Avec les nouvelles mesures prises par l’Association Professionnelle des Banques, des files d’attente interminables sont constatées devant les banques commerciales. C’est la ruée tous les matins les lundi, mercredi et vendredi vers les succursales. Ce vendredi, la situation était encore pire dans plusieurs succursales de banques de la région métropolitaine. Depuis 6h du matin, de longues files d’attente ont été observées dans les succursales de la Unibank, de la Sogebank et de la Banque nationale de crédit (BNC).
Faire un retrait ou un dépôt à la banque ces derniers jours n’est pas un exercice facile. Cette semaine, avec la décision de l’Association Professionnelle des Banques, les banques commerciales ne fonctionnent que les lundi, mercredi et vendredi, à cause de la pénurie de carburant qui sévit dans le pays. Cette situation rend difficile une simple transaction à la banque et les files d’attente sont très longues.
Il était déjà 6h du matin sur la route de Frères où une file d’attente de près d’un millier de personnes était constatée en face de la UNIBANK. « Je suis là depuis 5h », nous confie un père de famille qui explique être venu pour faire un retrait afin de payer l’écolage de son enfant malgré que ce dernier se rend rarement à l’école. « Si je n’arrive pas à faire cette transaction, ce sera compliqué », dit-il.
Sur la route de Delmas, le constat n’est pas différent. A la Banque nationale de crédit de Delmas 52, l’UNIBANK de Delmas 71, de longues files d’attente est constatée. Les lignes font presqu’une centaine de mètres. A Delmas 32, la file est tellement longue que sa queue atteint Delmas 30. Encore à Delmas 30, à la succursale de la Banque Nationale de Crédit, la même situation. « Je n’ai jamais vu ça de ma vie! », lance un client de la BNC à Delmas 30.
Midi passé, le nombre de clients dans les files d’attente n’a pas diminué dans les banques que nous avons visitées. Cette situation arrive aussi à un moment où la pandémie du coronavirus continue sa progression à cause de la réticence de la population à se faire vacciner. Les clients portes leurs masques mais dans les files d’attente, point question de distance sociale au risque de perdre sa place.
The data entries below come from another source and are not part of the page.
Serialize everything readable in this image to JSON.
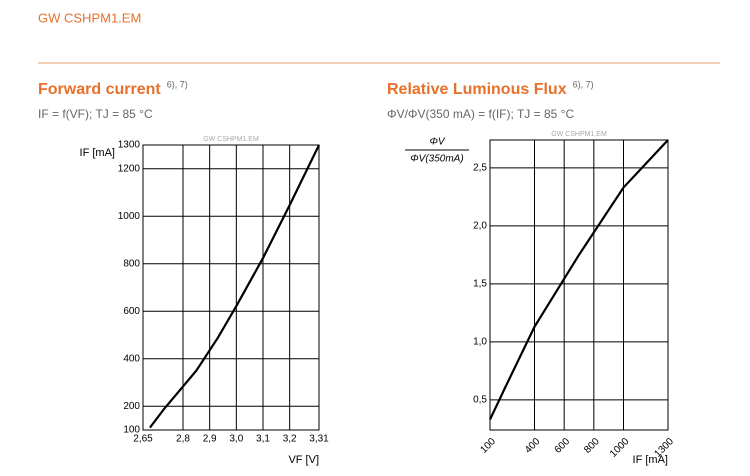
{
  "header": "GW CSHPM1.EM",
  "chart_data": [
    {
      "type": "line",
      "title": "Forward current",
      "title_note": "6), 7)",
      "subtitle": "IF = f(VF); TJ = 85 °C",
      "watermark": "GW CSHPM1.EM",
      "x_label": "VF [V]",
      "y_label": [
        "IF [mA]"
      ],
      "color": "#000000",
      "x": [
        2.676,
        2.73,
        2.85,
        2.93,
        3.0,
        3.1,
        3.2,
        3.31
      ],
      "values": [
        110,
        190,
        350,
        487,
        622,
        824,
        1047,
        1300
      ],
      "xlim": [
        2.65,
        3.31
      ],
      "xticks": [
        {
          "value": 2.65,
          "label": "2,65"
        },
        {
          "value": 2.8,
          "label": "2,8"
        },
        {
          "value": 2.9,
          "label": "2,9"
        },
        {
          "value": 3.0,
          "label": "3,0"
        },
        {
          "value": 3.1,
          "label": "3,1"
        },
        {
          "value": 3.2,
          "label": "3,2"
        },
        {
          "value": 3.31,
          "label": "3,31"
        }
      ],
      "ylim": [
        100,
        1300
      ],
      "yticks": [
        100,
        200,
        400,
        600,
        800,
        1000,
        1200,
        1300
      ],
      "grid": true
    },
    {
      "type": "line",
      "title": "Relative Luminous Flux",
      "title_note": "6), 7)",
      "subtitle": "ΦV/ΦV(350 mA) = f(IF); TJ = 85 °C",
      "watermark": "GW CSHPM1.EM",
      "x_label": "IF [mA]",
      "y_label": [
        "ΦV",
        "ΦV(350mA)"
      ],
      "color": "#000000",
      "x": [
        100,
        200,
        400,
        700,
        1000,
        1300
      ],
      "values": [
        0.33,
        0.6,
        1.13,
        1.75,
        2.33,
        2.74
      ],
      "xlim": [
        100,
        1300
      ],
      "xticks": [
        100,
        400,
        600,
        800,
        1000,
        1300
      ],
      "ylim": [
        0.24,
        2.74
      ],
      "yticks": [
        {
          "value": 0.5,
          "label": "0,5"
        },
        {
          "value": 1.0,
          "label": "1,0"
        },
        {
          "value": 1.5,
          "label": "1,5"
        },
        {
          "value": 2.0,
          "label": "2,0"
        },
        {
          "value": 2.5,
          "label": "2,5"
        }
      ],
      "grid": true
    }
  ]
}
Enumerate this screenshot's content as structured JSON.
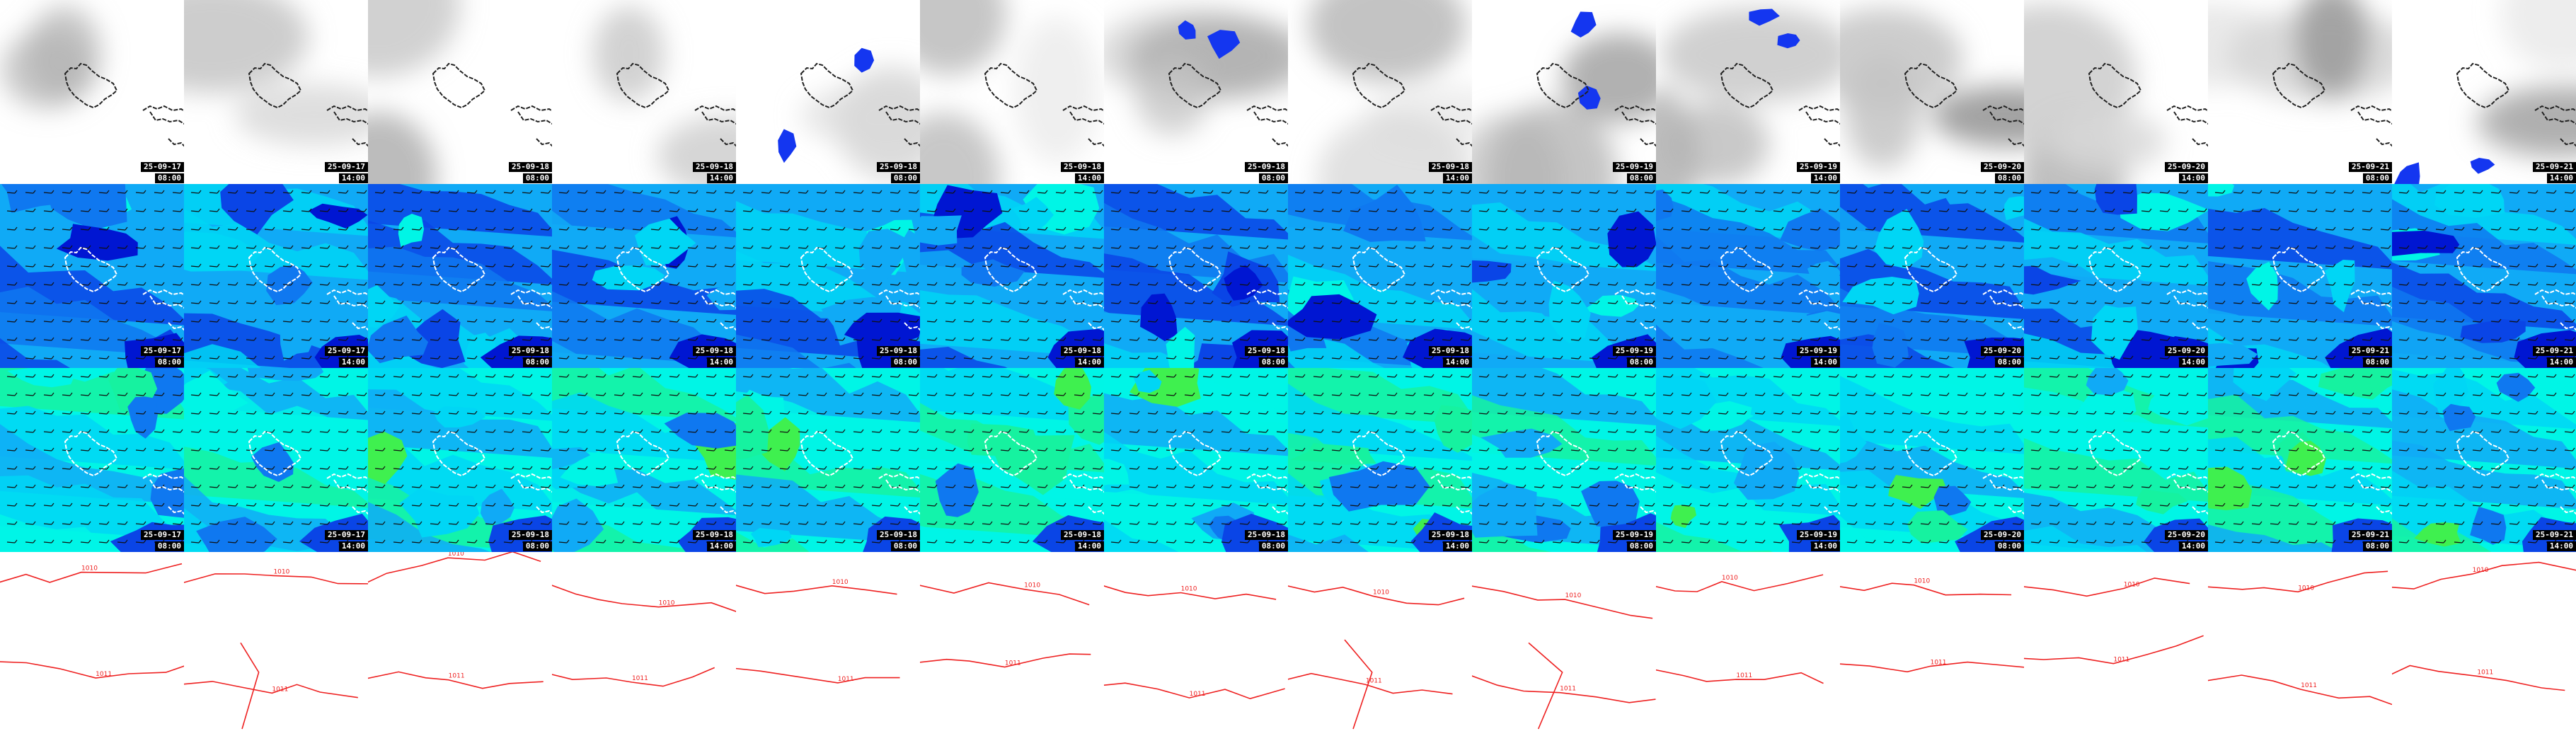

Sous un soleil de plomb ajouté à une impatience dans les jambes, les clients ont les nerfs à fleur de peau. « C’est insupportable », lance un client. « J’ai fait un dépôt il y a 2 semaines. Je viens ici depuis lundi. Je ne peux pas supporter la situation », murmure une cliente, employée de l’administration publique.
La situation risque d’être insoutenable pour les banques dans un futur proche, affirme Ricardo Joseph, un jeune économiste qui avance pour appuyer son idée que « les clients qui font la queue devant les banques sont venus pour retirer de l’argent de leur compte ». Pour lui, à ce rythme, la tendance n’augure rien de bon pour les banques.
Cette situation est provoquée par la pénurie de carburant qui sévit dans le pays. Plusieurs institutions ont déjà fermé leurs portes. D’autres, beaucoup plus résilientes ont choisi de modifier leur horaire de fonctionnement.
A souligner que les gangs du G9 ont observé ce vendredi une trêve pour faciliter l’approvisionnement des stations-service. Selon le constat d’un reporter de Gazette Haïti dépêché du place, des camions-citernes remplis de carburant ont pu quitter Varreux tout de suite après l’annonce.